Formulation 1m was discontinued due to skin toxicity in nude mice. This toxicity could be caused by following two reasons: (1) ulceration caused by DTX and (2) tumor growth leading to tenderness of the skin which is prone to damage. However, no such toxicity has been reported on in vivo evaluation of stent formulation in small animals (1012) with other drugs. As for formulation 2m and blank formulation, studies were continued for 12 days. By the end of this period, all the formulations and the control groups had no significant difference in the tumor volume and weight. Formulation 2m, however, exhibited relatively greater control on tumor growth which is explained in detail as follows. With mouse weight between 16–20 g in the 5-mg/kg IV group would receive 80–100 μg of DTX. Formulation 2m loading (94.82 ± 24.22 μg) is comparable to IV dose but is released over a longer duration. So, there was a modest benefit of localized formulation over IV formulation. In this study, toxicity of the formulation was not scrutinized extensively but it can be expected that localized formulation will have lower systemic toxicity as compared to IV formulation.

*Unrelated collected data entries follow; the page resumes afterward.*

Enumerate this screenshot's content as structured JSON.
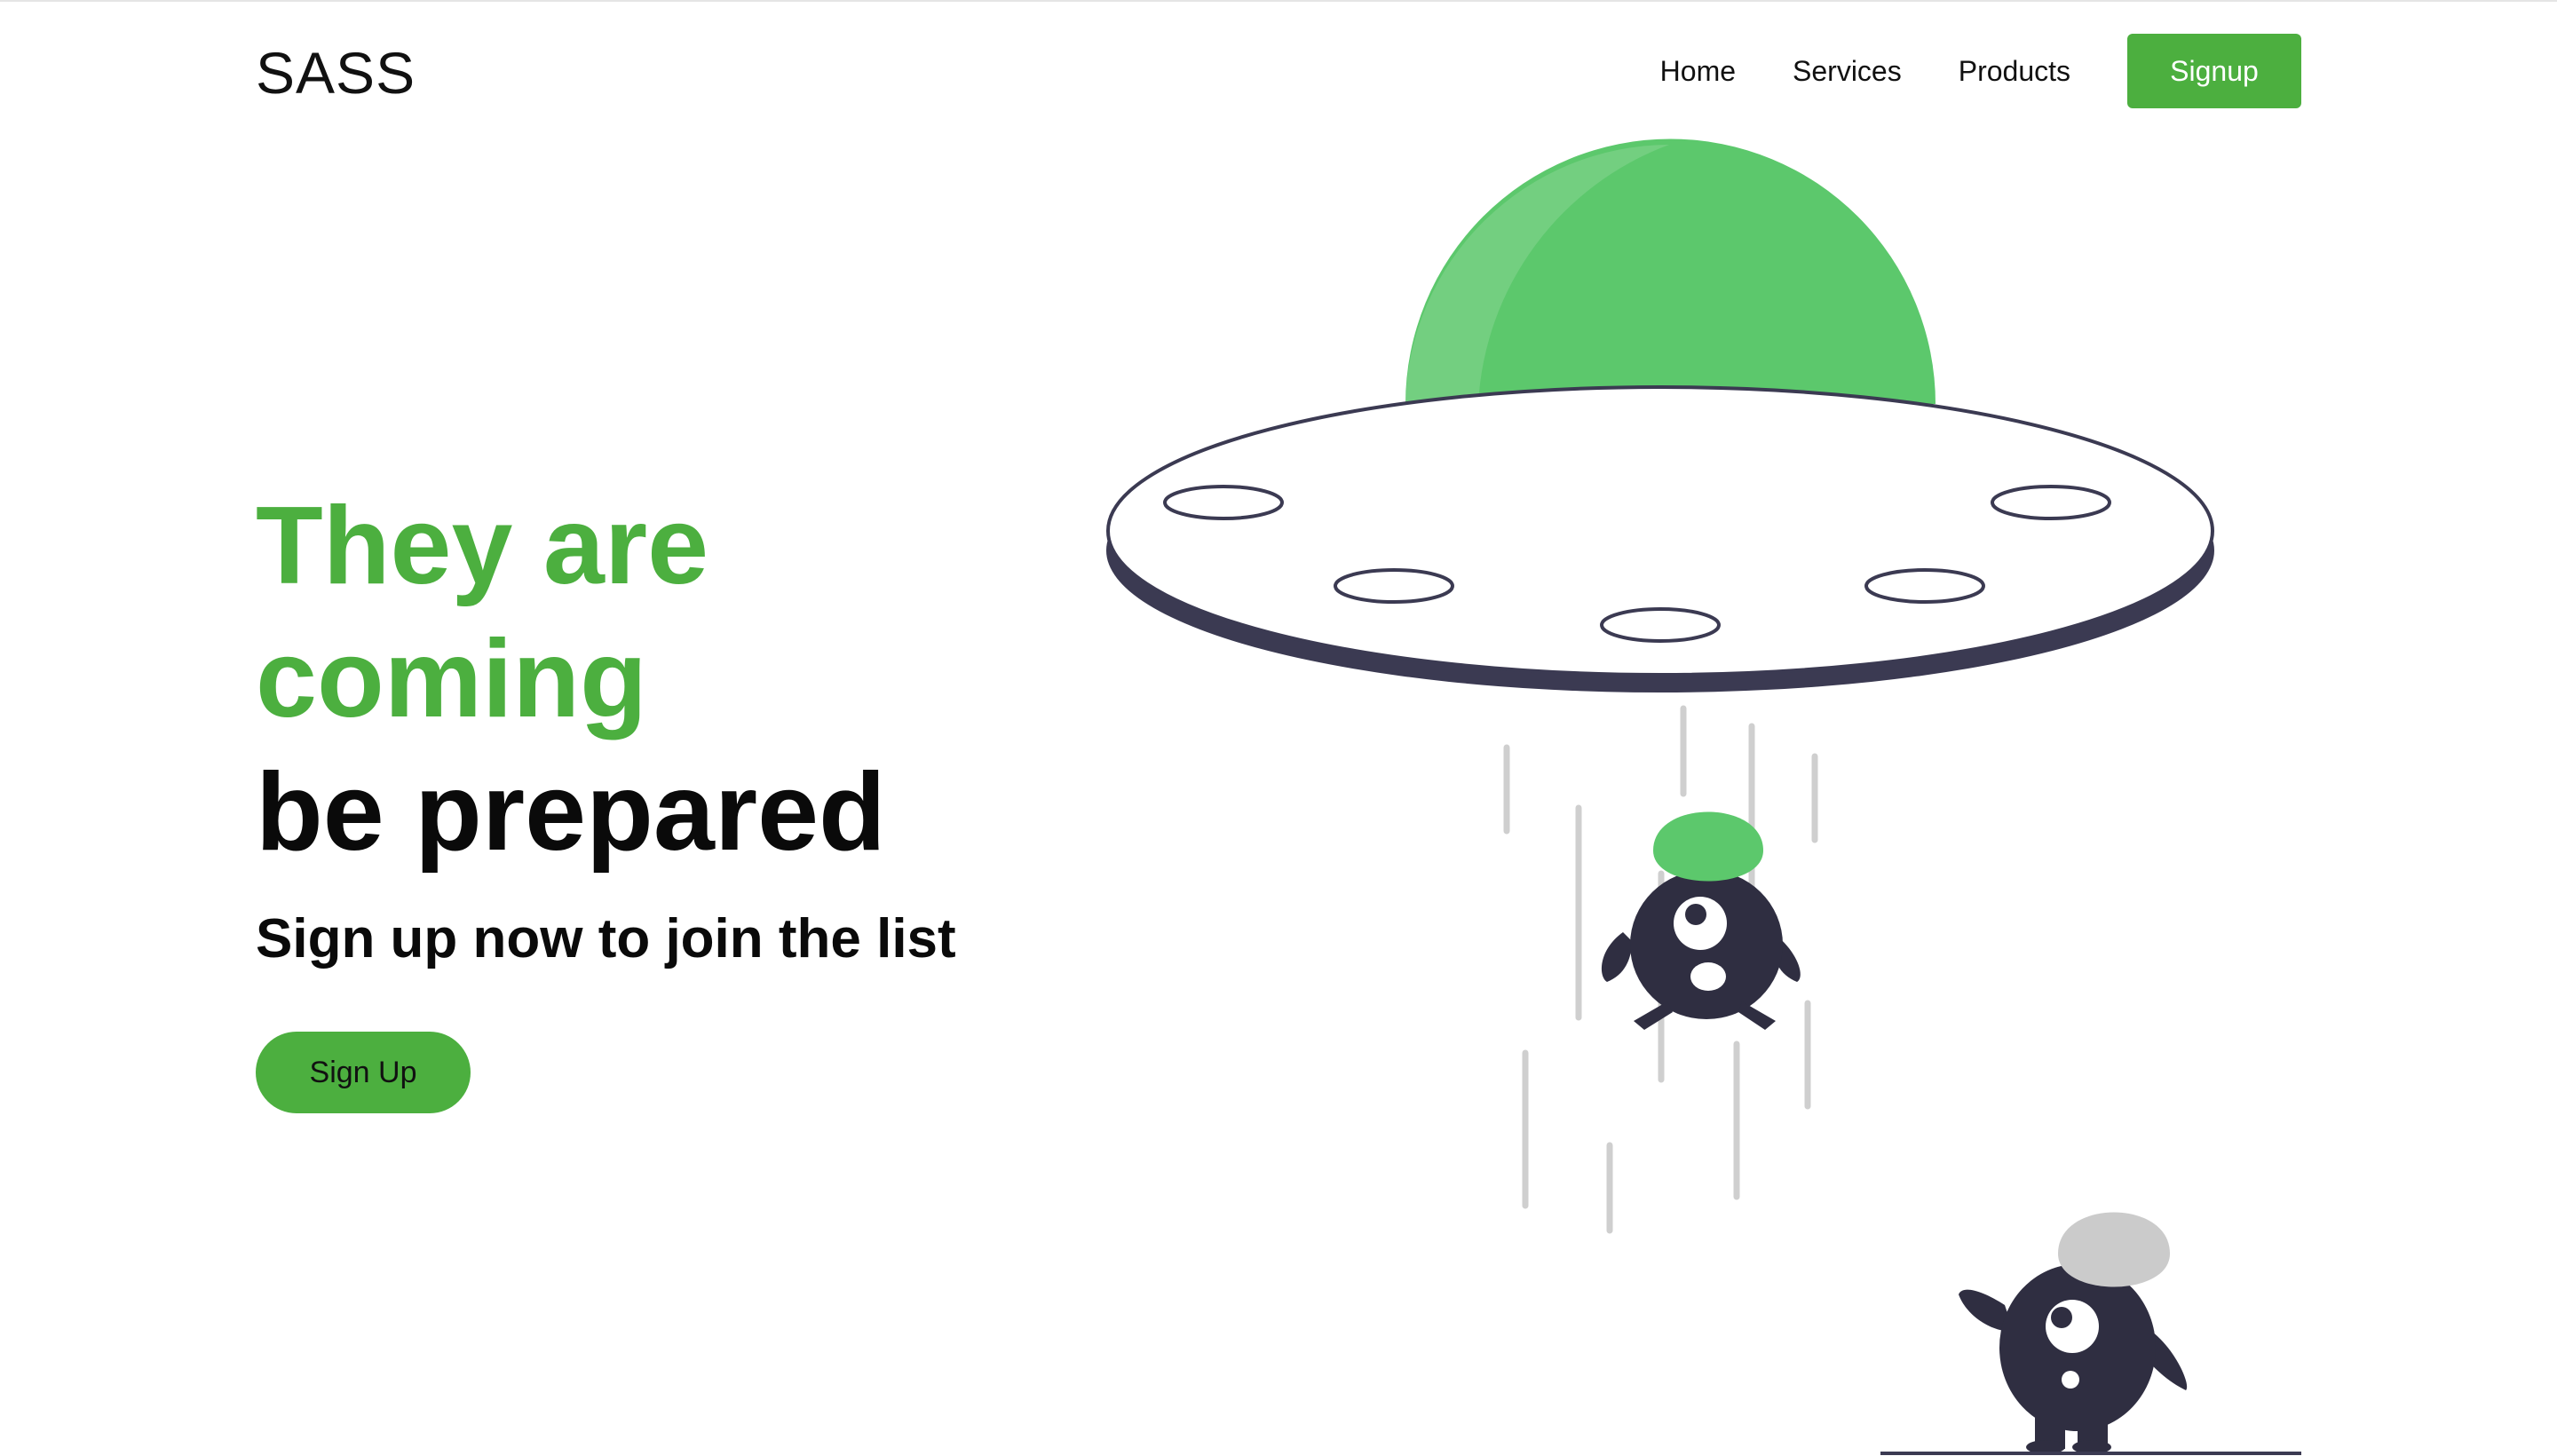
{
  "header": {
    "logo": "SASS",
    "nav": [
      {
        "label": "Home"
      },
      {
        "label": "Services"
      },
      {
        "label": "Products"
      }
    ],
    "signup_label": "Signup"
  },
  "hero": {
    "headline_green_1": "They are",
    "headline_green_2": "coming",
    "headline_dark": "be prepared",
    "subheadline": "Sign up now to join the list",
    "cta_label": "Sign Up"
  },
  "colors": {
    "accent": "#4caf3f",
    "ufo_dome": "#5cc86c",
    "ufo_dark": "#3b3a52",
    "alien_body": "#2f2e41",
    "beam": "#cfcfcf",
    "helmet_grey": "#cbcbcb"
  },
  "illustration": {
    "icon": "ufo-abduction-illustration"
  }
}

Drug-eluting non-vascular stents have remained elusive for various organs even after tremendous development in the vascular stents (13). This article deals with the development of the formulation and its evaluation for the advance stage esophageal cancer as a palliation option. Although results obtained from this study are not very encouraging, it raises several questions which need to be addressed in order to develop esophageal drug-eluting stent. First and foremost is what amount of DTX is required for formulation effectiveness? And second, which model should be used for the in vivo formulation evaluation? These two questions are interrelated since a suitable dose can only be selected on the basis of a robust in vivo disease model. Small animal (rodent) models are convenient but a relevant animal model is necessary in the future. Healthy rabbit and pig models (14,15) have been used for esophageal stent evaluation but complex relationship between stent reocclusion and stent migration (displacement from the place of insertion) warrants for development of a diseased model for stent evaluation. This aspect is complicated because a high dose of drug can reduce tumor size but potentially can aggravate stent migration. Another important issue raised by this study is the toxicity of DTX. As explained earlier, DTX has insignificant skin reactions on IV administration. Also, paclitaxel (same chemical class as that of DTX) has been evaluated in preclinical (1619) as well as clinical studies (2022) for stent development, but all the reports indicate manageable side effects like inflammation, fibrosis, etc. One way forward for DTX use would be to combine it with a drug having a complementary mode of action and non-overlapping toxicity; this will reduce the dose as well as increase efficacy. For example, capacitabine (prodrug of 5-fluorouracil) (23) and cisplatin (24) can be combined with DTX for improved safety and efficacy.

CONCLUSION

From the above investigation, it can be concluded that formulations show marginal activity at the loading levels studied in the OE-19 and OE-21 EC cell lines. It was also found that DTX was relatively non-toxic to the normal cell line, Het-1A compared to OE-19 and OE-21 cell line. In vivo, localized DTX formulation performed fairly as compared to IV dosing but the effect of IV formulation was not significantly different from the blank formulation. However, to improve the outcome of DTX formulation, combination with a drug causing apoptosis by an alternate mechanism and non-overlapping toxicity is recommended.